Na banda sonora da Casa Independente, ouve-se a Rádio Normal a um volume suficientemente alto para a sentirmos, mas que não se impõe nas conversas de esplanada. Das novas editoras focadas centradas nos subúrbios rapidamente saltamos para a presença do crioulo na rádio portuguesa e da frequência com que se dança kuduro em qualquer clube. “As pessoas gostam de kuduro, mas é o kuduro exótico, que se manda para o chão. Se tiver uma adaptação mais liricista e interessante, como faz o Bruno M ou o Rey Panda, em Luanda, e que muita gente desconhece, o cenário muda. Há uma reformulação da música africana em Portugal, sim, mas é a música que dá para abanar a anca, para ‘gingar’; a música que vai ‘bater bué’. E para alguém ser angolano não tem que de “‘gingar” ’ nem dizer ‘aiuê’.”
Para Batida, a aceitação “desta cultura” ainda não se fez na totalidade, e é preciso pensar “até que ponto o crioulo passar na rádio é um assumir das coisas de coração aberto”. Ainda assim, acredita que essa será “a consequência natural, porque as pessoas começam a libertar-se”. Além disso, “há um trabalho de contexto a ser feito na rádio”.
“Como é que o Bonga demorou tanto tempo a ser posto no lugar em que está? E, mesmo assim, acaba por ser um lugar do engraçado e do folclórico, quando o senhor é muito mais do que isso”, questiona Batida.

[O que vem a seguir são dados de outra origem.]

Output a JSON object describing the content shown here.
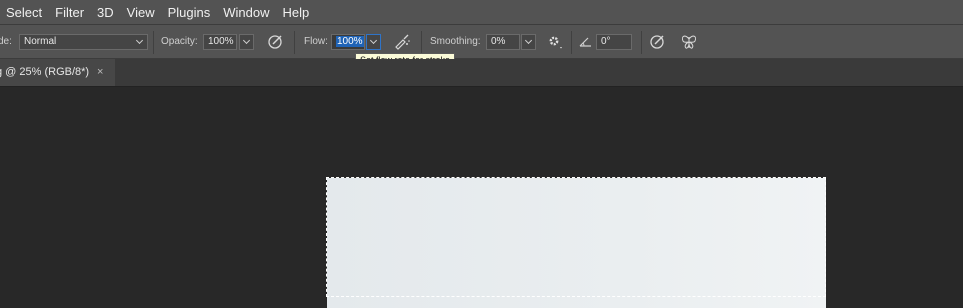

Do seu lado esquerdo, a parede que antes era branca está pintada com as palavras “Azul Marega”. Batida cruza o olhar com elas e explica: “hoje, achei que devia criar algum desconforto aqui". Dias antes, o jogador de futebol Moussa Marega tinha abandonado o jogo entre o Futebol Clube do Porto, equipa que integra, e o Vitória de Guimarães, após os adeptos da equipa adversária lhe terem dirigido comentários racistas.
“Eu falo sobre estes assuntos porque não aguento. Quando tens amigos que passam por isso, ou simplesmente és humano e não suportas ver algumas coisas a acontecer; tens de fazer alguma coisa.”

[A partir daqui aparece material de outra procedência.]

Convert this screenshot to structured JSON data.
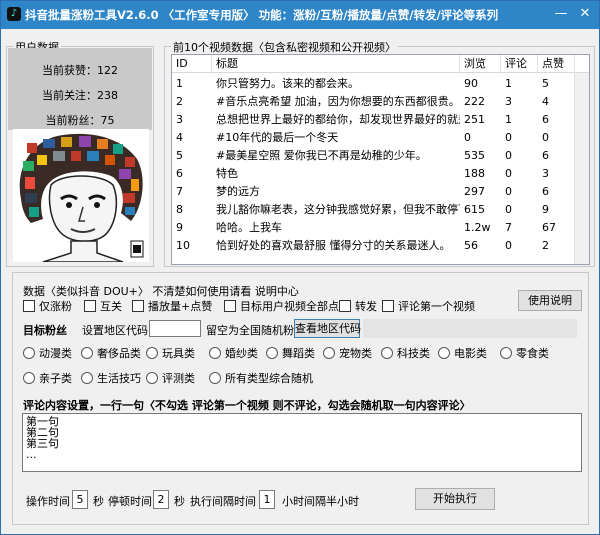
{
  "window": {
    "title": "抖音批量涨粉工具V2.6.0 〈工作室专用版〉 功能：涨粉/互粉/播放量/点赞/转发/评论等系列",
    "minimize": "—",
    "close": "✕"
  },
  "user_panel": {
    "legend": "用户数据",
    "likes_label": "当前获赞：",
    "likes_value": "122",
    "following_label": "当前关注：",
    "following_value": "238",
    "fans_label": "当前粉丝：",
    "fans_value": "75"
  },
  "videos_panel": {
    "legend": "前10个视频数据〈包含私密视频和公开视频〉",
    "columns": [
      "ID",
      "标题",
      "浏览",
      "评论",
      "点赞"
    ],
    "rows": [
      {
        "id": "1",
        "title": "你只管努力。该来的都会来。",
        "views": "90",
        "comments": "1",
        "likes": "5"
      },
      {
        "id": "2",
        "title": "#音乐点亮希望 加油，因为你想要的东西都很贵。",
        "views": "222",
        "comments": "3",
        "likes": "4"
      },
      {
        "id": "3",
        "title": "总想把世界上最好的都给你，却发现世界最好的就是…",
        "views": "251",
        "comments": "1",
        "likes": "6"
      },
      {
        "id": "4",
        "title": "#10年代的最后一个冬天",
        "views": "0",
        "comments": "0",
        "likes": "0"
      },
      {
        "id": "5",
        "title": "#最美星空照 爱你我已不再是幼稚的少年。",
        "views": "535",
        "comments": "0",
        "likes": "6"
      },
      {
        "id": "6",
        "title": "特色",
        "views": "188",
        "comments": "0",
        "likes": "3"
      },
      {
        "id": "7",
        "title": "梦的远方",
        "views": "297",
        "comments": "0",
        "likes": "6"
      },
      {
        "id": "8",
        "title": "我儿豁你嘛老表，这分钟我感觉好累，但我不敢停下…",
        "views": "615",
        "comments": "0",
        "likes": "9"
      },
      {
        "id": "9",
        "title": "哈哈。上我车",
        "views": "1.2w",
        "comments": "7",
        "likes": "67"
      },
      {
        "id": "10",
        "title": "恰到好处的喜欢最舒服  懂得分寸的关系最迷人。",
        "views": "56",
        "comments": "0",
        "likes": "2"
      }
    ]
  },
  "options": {
    "header_text": "数据〈类似抖音 DOU+〉  不清楚如何使用请看 说明中心",
    "checkboxes": [
      "仅涨粉",
      "互关",
      "播放量+点赞",
      "目标用户视频全部点赞",
      "转发",
      "评论第一个视频"
    ],
    "help_button": "使用说明"
  },
  "target": {
    "label": "目标粉丝",
    "region_label": "设置地区代码",
    "region_value": "",
    "hint": "留空为全国随机粉",
    "check_region_button": "查看地区代码",
    "categories_row1": [
      "动漫类",
      "奢侈品类",
      "玩具类",
      "婚纱类",
      "舞蹈类",
      "宠物类",
      "科技类",
      "电影类",
      "零食类"
    ],
    "categories_row2": [
      "亲子类",
      "生活技巧",
      "评测类",
      "所有类型综合随机"
    ]
  },
  "comments": {
    "label": "评论内容设置，一行一句〈不勾选 评论第一个视频 则不评论，勾选会随机取一句内容评论〉",
    "lines": [
      "第一句",
      "第二句",
      "第三句",
      "..."
    ]
  },
  "bottom": {
    "op_time_label": "操作时间",
    "op_time_value": "5",
    "op_time_unit": "秒",
    "pause_label": "停顿时间",
    "pause_value": "2",
    "pause_unit": "秒",
    "interval_label": "执行间隔时间",
    "interval_value": "1",
    "interval_unit": "小时间隔半小时",
    "start_button": "开始执行"
  }
}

Bonga é uma das grandes referências da música africana e atuou recentemente no Micro Clima
Em cada parte deste Alojamento Local, que se mantém na Casa Independente até ao fim do mês de fevereiro, estão fragmentos de tudo o que Batida já foi e continua a ser – sempre em construção. Desta experiência em que pôde pensar com tempo e aguardar que visitantes mais ou menos óbvios se encontrassem consigo, leva o “privilégio de poder fazer o que quer sem a pressão de ter de dar tudo a toda a hora”.
Rodeado por uma equipa composta “maioritariamente por mulheres”, na qual sente “uma energia de transformação”, construiu um projeto que tal como tudo no seu trabalho está em constante mutação. Com “Neon-Colonialismo”, troca as voltas aos conceitos de alta e baixa cultura, com IKOQWE celebra a palavra, com a Rádio Normal obriga-nos a sentir os momentos; com todas, questiona o mundo em que vivemos.
Quando deixámos a Casa Independente, Batida ficou por lá. Um “até já” chegou; sabemos que quem cria porque tem mesmo de ser, havemos de encontrar novamente por aí.
Hoje, dia 28 de fevereiro, e amanhã, 29, são as duas últimas oportunidades para viver o Alojamento Artístico Local na Casa Independente. Às 23h00, há IKOQWE e, quem sabe, um encontro informal com o artista que conversa com quem quer que seja de igual para igual.